The PySpark Row class is located in the pyspark.sql
module and provides a simple way to create rows or observations in a dataframe or an RDD. In this article, we will learn how to use PySpark Row.
Let's start by creating a Spark Session.
from pyspark.sql import SparkSession
spark = SparkSession.builder.getOrCreate()
The row class extends a Python tuple, so we can use it in a similar way. There are many way to create a row.

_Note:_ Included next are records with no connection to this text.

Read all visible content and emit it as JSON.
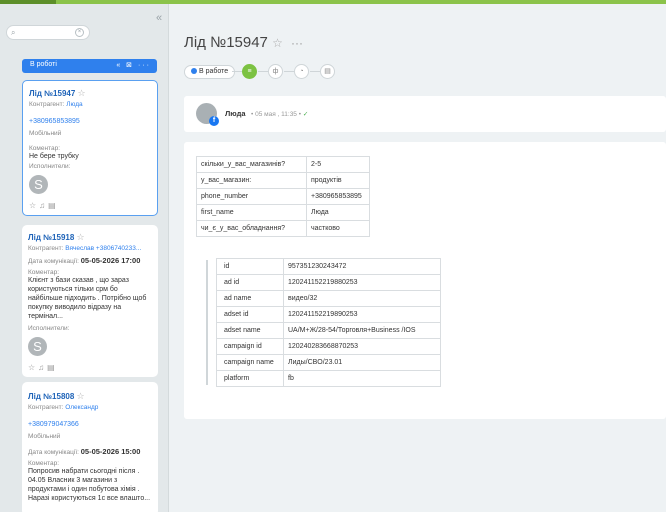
{
  "sidebar": {
    "search": {
      "placeholder": ""
    },
    "column": {
      "title": "В роботі"
    },
    "cards": [
      {
        "title": "Лід №15947",
        "counterparty_label": "Контрагент:",
        "counterparty": "Люда",
        "phone": "+380965853895",
        "phone_type": "Мобільний",
        "comment_label": "Коментар:",
        "comment": "Не бере трубку",
        "assignees_label": "Исполнители:",
        "avatar_letter": "S"
      },
      {
        "title": "Лід №15918",
        "counterparty_label": "Контрагент:",
        "counterparty": "Вячеслав +3806740233...",
        "date_label": "Дата комунікації:",
        "date": "05-05-2026 17:00",
        "comment_label": "Коментар:",
        "comment": "Клієнт з бази сказав , що зараз користуються тільки срм бо найбільше підходить . Потрібно щоб покупку виводило відразу на термінал...",
        "assignees_label": "Исполнители:",
        "avatar_letter": "S"
      },
      {
        "title": "Лід №15808",
        "counterparty_label": "Контрагент:",
        "counterparty": "Олександр",
        "phone": "+380979047366",
        "phone_type": "Мобільний",
        "date_label": "Дата комунікації:",
        "date": "05-05-2026 15:00",
        "comment_label": "Коментар:",
        "comment": "Попросив набрати сьогодні після . 04.05 Власник 3 магазини з продуктами і один побутова хімія . Наразі користуються 1с все влаштo..."
      }
    ]
  },
  "main": {
    "title": "Лід №15947",
    "status": "В работе",
    "message": {
      "author": "Люда",
      "time": "• 05 мая , 11:35 •"
    },
    "form_table": [
      [
        "скільки_у_вас_магазинів?",
        "2-5"
      ],
      [
        "у_вас_магазин:",
        "продуктів"
      ],
      [
        "phone_number",
        "+380965853895"
      ],
      [
        "first_name",
        "Люда"
      ],
      [
        "чи_є_у_вас_обладнання?",
        "частково"
      ]
    ],
    "ad_table": [
      [
        "id",
        "957351230243472"
      ],
      [
        "ad id",
        "120241152219880253"
      ],
      [
        "ad name",
        "видео/32"
      ],
      [
        "adset id",
        "120241152219890253"
      ],
      [
        "adset name",
        "UA/M+Ж/28-54/Торговля+Business /IOS"
      ],
      [
        "campaign id",
        "120240283668870253"
      ],
      [
        "campaign name",
        "Лиды/CBO/23.01"
      ],
      [
        "platform",
        "fb"
      ]
    ]
  },
  "colors": {
    "accent": "#2f80ed",
    "topbar": "#8bc34a",
    "active_step": "#7cc242",
    "facebook": "#1877f2"
  },
  "icons": [
    "collapse-icon",
    "search-icon",
    "clear-icon",
    "star-icon",
    "bell-icon",
    "note-icon",
    "facebook-icon",
    "check-icon"
  ]
}
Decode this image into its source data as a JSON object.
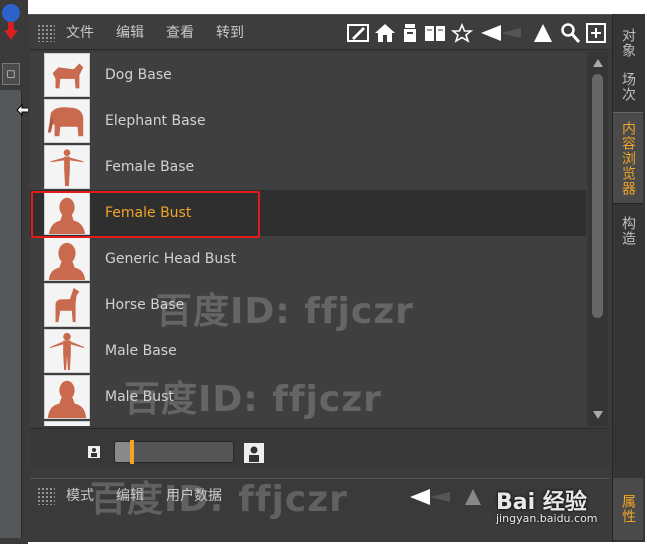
{
  "menubar": {
    "items": [
      "文件",
      "编辑",
      "查看",
      "转到"
    ]
  },
  "list": {
    "items": [
      {
        "label": "Dog Base",
        "thumb": "dog"
      },
      {
        "label": "Elephant Base",
        "thumb": "elephant"
      },
      {
        "label": "Female Base",
        "thumb": "figure"
      },
      {
        "label": "Female Bust",
        "thumb": "bust",
        "selected": true
      },
      {
        "label": "Generic Head Bust",
        "thumb": "bust"
      },
      {
        "label": "Horse Base",
        "thumb": "horse"
      },
      {
        "label": "Male Base",
        "thumb": "figure"
      },
      {
        "label": "Male Bust",
        "thumb": "bust"
      }
    ]
  },
  "bottombar": {
    "items": [
      "模式",
      "编辑",
      "用户数据"
    ]
  },
  "right_tabs": [
    "对象",
    "场次",
    "内容浏览器",
    "构造"
  ],
  "right_tab_bottom": "属性",
  "watermark": {
    "text": "百度ID: ffjczr",
    "logo": "Bai 经验",
    "url": "jingyan.baidu.com"
  },
  "colors": {
    "accent": "#f0a428",
    "highlight_border": "#e21c1c",
    "thumb_model": "#c96a4f"
  }
}
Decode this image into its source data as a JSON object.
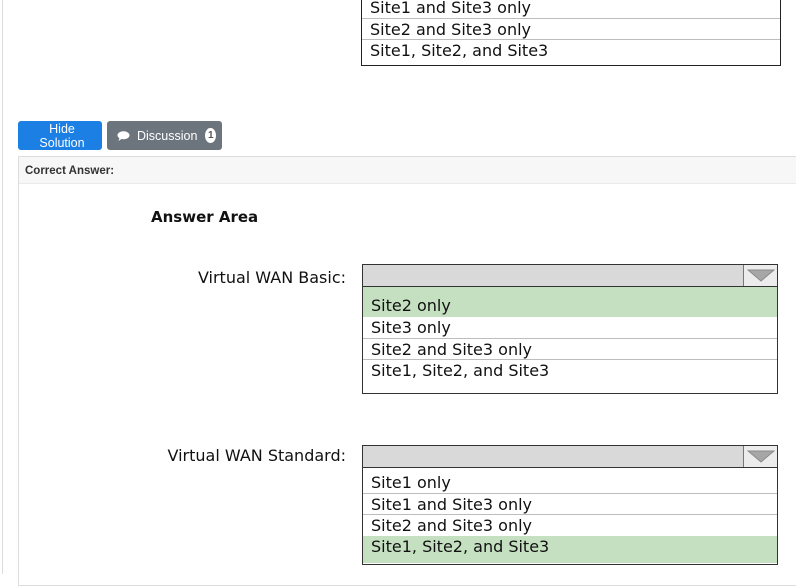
{
  "previous_question": {
    "options": [
      "Site1 and Site3 only",
      "Site2 and Site3 only",
      "Site1, Site2, and Site3"
    ]
  },
  "buttons": {
    "hide_solution": "Hide Solution",
    "discussion": "Discussion",
    "discussion_count": "1"
  },
  "panel": {
    "title": "Correct Answer:",
    "answer_area": "Answer Area",
    "rows": [
      {
        "label": "Virtual WAN Basic:",
        "options": [
          "Site2 only",
          "Site3 only",
          "Site2 and Site3 only",
          "Site1, Site2, and Site3"
        ],
        "correct_option": "Site2 only"
      },
      {
        "label": "Virtual WAN Standard:",
        "options": [
          "Site1 only",
          "Site1 and Site3 only",
          "Site2 and Site3 only",
          "Site1, Site2, and Site3"
        ],
        "correct_option": "Site1, Site2, and Site3"
      }
    ]
  },
  "colors": {
    "primary_button": "#1b7fe3",
    "secondary_button": "#6c757d",
    "correct_highlight": "#c5e0c1",
    "dropdown_header": "#d9d9d9"
  },
  "icons": [
    "comment-icon",
    "dropdown-arrow-icon"
  ]
}
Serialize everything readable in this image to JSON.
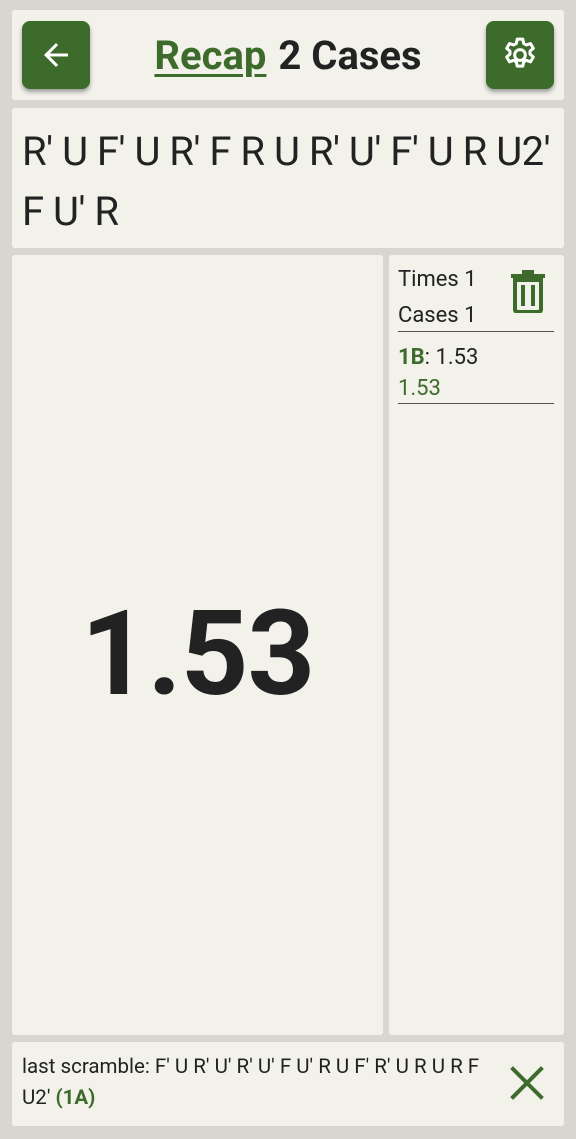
{
  "header": {
    "title_link": "Recap",
    "title_rest": "2 Cases",
    "back_icon": "arrow-left-icon",
    "settings_icon": "gear-icon"
  },
  "scramble": {
    "text": "R' U F' U R' F R U R' U' F' U R U2' F U' R"
  },
  "timer": {
    "value": "1.53"
  },
  "stats": {
    "times_label": "Times 1",
    "cases_label": "Cases 1",
    "trash_icon": "trash-icon",
    "entries": [
      {
        "case": "1B",
        "separator": ": ",
        "time": "1.53",
        "average": "1.53"
      }
    ]
  },
  "last_scramble": {
    "prefix": "last scramble: ",
    "text": "F' U R' U' R' U' F U' R U F' R' U R U R F U2' ",
    "case": "(1A)",
    "close_icon": "close-icon"
  },
  "colors": {
    "accent": "#3d6b2b",
    "panel_bg": "#f2f1ea",
    "page_bg": "#d8d6cf",
    "text": "#222222"
  }
}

We can pass positional parameters to a row as a tuple, we can passed named parameters, or we can create a class of the row and new objects from that class.
from pyspark.sql import Row
## Positional Parameters
Row(1000, 'jan')
<Row(1000, 'jan')>
## Named Parameters
Row(amount = 1000, month = 'jan')
Row(amount=1000, month='jan')
## Class Based
SalesRecord = Row("amount", "month")
sales1 = SalesRecord(1000, "jan")
sales2 = SalesRecord(2000, "feb")
print(sales1)
print(sales2)
Row(amount=1000, month='jan')
Row(amount=2000, month='feb')
Once we have some rows, we can pass them to spark.sparkContext.parallelize
to create an RDD.
row1 = Row(1000, 'jan')
row2 = Row(2000, 'feb')
rdd = spark.sparkContext.parallelize([row1, row2])
rdd.collect()
[<Row(1000, 'jan')>, <Row(2000, 'feb')>]
In a similar way, we can create a dataframe using spark.createDataFrame
.
row1 = Row(1000, 'jan')
row2 = Row(2000, 'feb')
df = spark.createDataFrame([row1, row2])
df.show()
+----+---+
| _1| _2|
+----+---+
|1000|jan|
|2000|feb|
+----+---+